Upfront and Transparent - The importance of trust in the customer experience.
In the last month I’ve gone through the task of renewing both my car and household insurance. It’s one of those tedious jobs that you know has to be done but the very thought of it fills you with dread. You want to get the best deal, but the thought of trawling through comparison sites or sitting in a call centre queue doesn’t sound like a great way to spend your Saturday morning.
So what is it that makes a huge proportion of us shop around, rather than simply take the renewal quote from our existing provider? And what more could insurance companies be doing to hold on to their existing customers and stop them from looking elsewhere?
For starters, wouldn’t it be great if insurance companies were more upfront and transparent? For example, when they send a renewal quote, how many of them detail what you (the customer) paid last year and explain the reason for any increase or decrease. Neither of the insurers I use included this detail on my recent renewals and in truth I can’t remember one that did!
As a result, the first thing I did was call them (and waited in a queue) so that I could understand how my 2017 quote compared with what I’d paid in 2016. As it turned out it was more! But why? I thought insurance was meant to go down the more years no claims you accumulate!
The reasons in both cases were vague and I’m still unclear. Through no fault of their own, the advisors I spoke to couldn’t answer what should be quite a simple question and one that they must be asked countless times a day . What they were able to do however was reduce my quote (as I was clearly unhappy) to a figure the same or similar to what I’d paid in 2016.
Here’s where I struggle. I should be happy – they reduced the price and according to comparison sites I am now on a good deal. But why put me through the hassle in the first place? As a customer experience it was poor. Instead of feeling happy, I feel as if they must think I’m stupid. If I hadn’t bothered to put a call into them, they’d have ‘got away’ with charging me a higher price. Would I recommend them – no, will I be loyal to them in the future – probably not. Does it improve my view of the industry, absolutely not!!

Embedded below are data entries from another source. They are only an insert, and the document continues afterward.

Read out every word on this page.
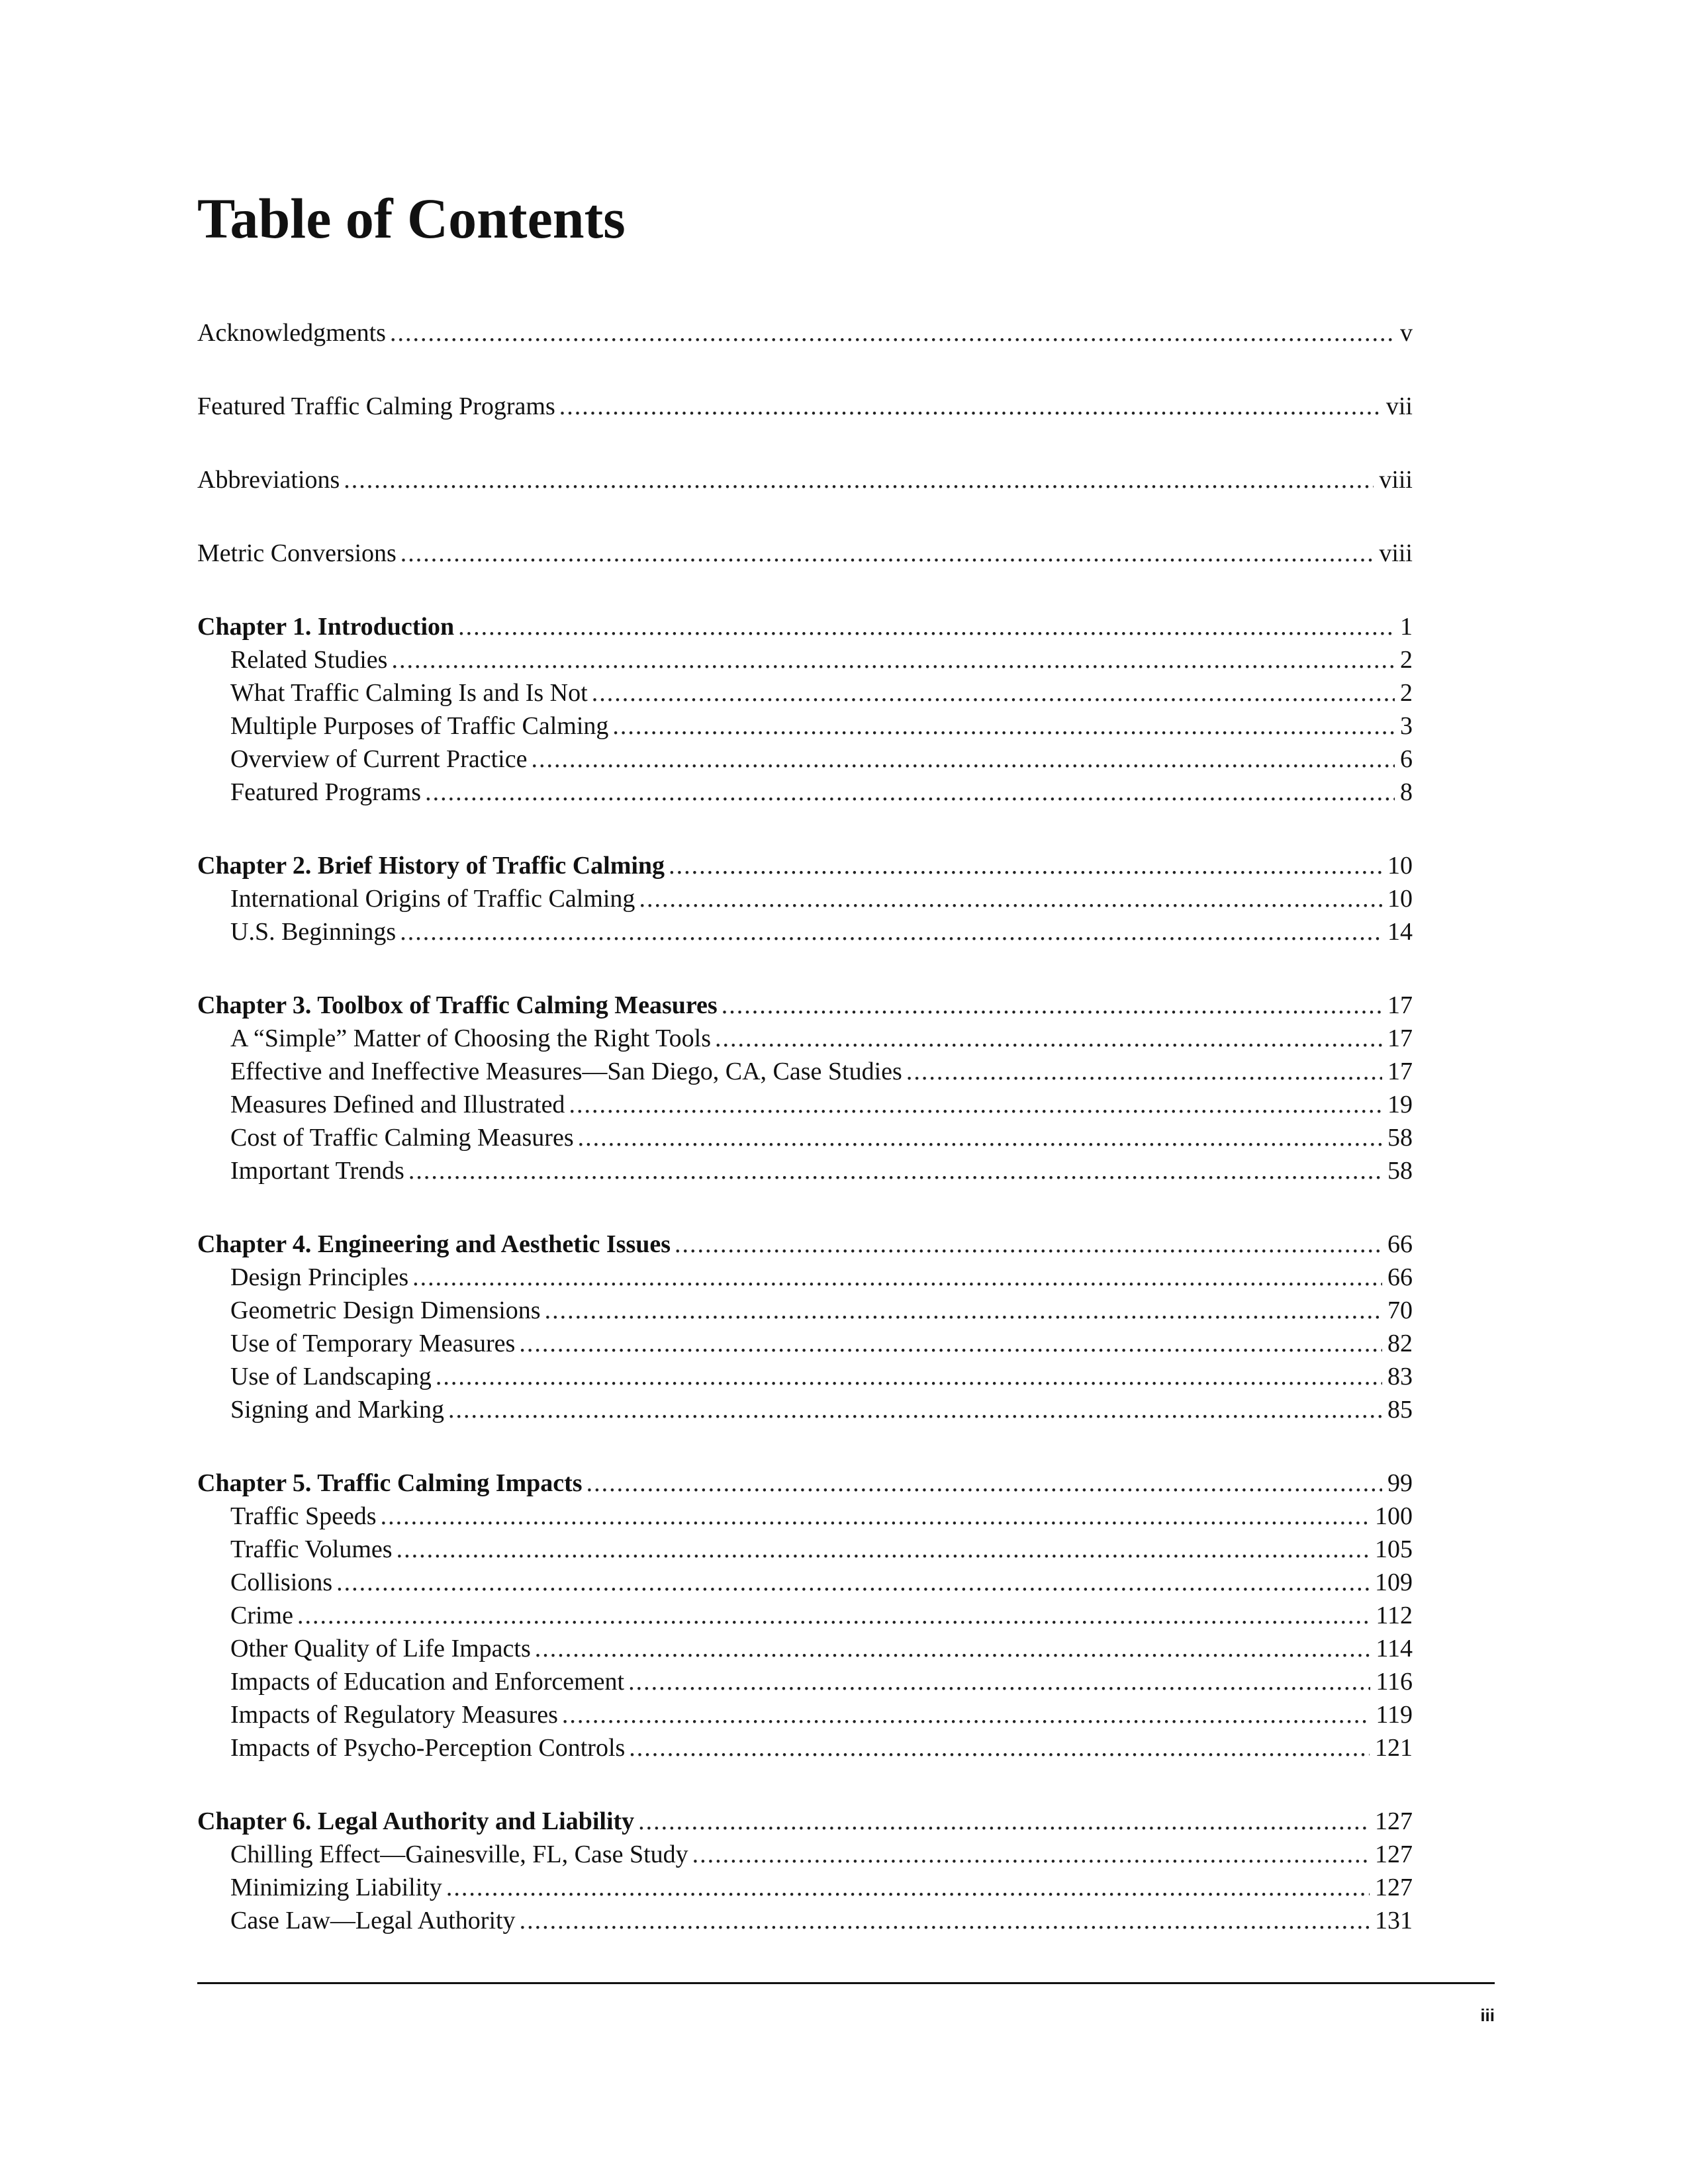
Table of Contents
Acknowledgments .....	v
Featured Traffic Calming Programs .....	vii
Abbreviations .....	viii
Metric Conversions .....	viii
Chapter 1. Introduction .....	1
Related Studies .....	2
What Traffic Calming Is and Is Not .....	2
Multiple Purposes of Traffic Calming .....	3
Overview of Current Practice .....	6
Featured Programs .....	8
Chapter 2. Brief History of Traffic Calming .....	10
International Origins of Traffic Calming .....	10
U.S. Beginnings .....	14
Chapter 3. Toolbox of Traffic Calming Measures .....	17
A “Simple” Matter of Choosing the Right Tools .....	17
Effective and Ineffective Measures—San Diego, CA, Case Studies .....	17
Measures Defined and Illustrated .....	19
Cost of Traffic Calming Measures .....	58
Important Trends .....	58
Chapter 4. Engineering and Aesthetic Issues .....	66
Design Principles .....	66
Geometric Design Dimensions .....	70
Use of Temporary Measures .....	82
Use of Landscaping .....	83
Signing and Marking .....	85
Chapter 5. Traffic Calming Impacts .....	99
Traffic Speeds .....	100
Traffic Volumes .....	105
Collisions .....	109
Crime .....	112
Other Quality of Life Impacts .....	114
Impacts of Education and Enforcement .....	116
Impacts of Regulatory Measures .....	119
Impacts of Psycho-Perception Controls .....	121
Chapter 6. Legal Authority and Liability .....	127
Chilling Effect—Gainesville, FL, Case Study .....	127
Minimizing Liability .....	127
Case Law—Legal Authority .....	131
iii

You would think in a business as competitive as insurance that companies would be looking to clearly differentiate themselves from their competitors by offering a customer experience that gives existing customers a valid reason to stay and not look elsewhere. Surely the cost of attracting new customers massively outweighs that of holding on to existing customers? And if they are relying on ripping their current customers off, what sort of sustainable business model is that?
If the insurers I was dealing with had been upfront and transparent in their renewal correspondence, if they had offered me the same deal as last year and explained the costs, if they had sold the benefits of remaining with them and had included comparisons from other insurers, I would find no need to write this blog. My customer experience would have been a good one, one that I’d happily recommend – and presumably the companies in question would save on customer service time speaking with confused customers.
So what can you take from this?
For the consumer - If insurance renewal notification has just dropped through your letter box, it might be worth your while to check out the details like me!
For the insurers – if you want to hold on to your existing customers and you don’t want us to shop around, be upfront and transparent with your quotes. Offer us the best possible price from the outset, give us a great customer experience and a reason to be loyal. And please – give us some credit – we’re not stupid!
Brands like Progressive in the US demonstrate the power of being transparent and putting purpose before short-term profit. When you place delivering value to your loyal customers as a priority, guess what? You end up as the market leader and highly profitable organization anyway.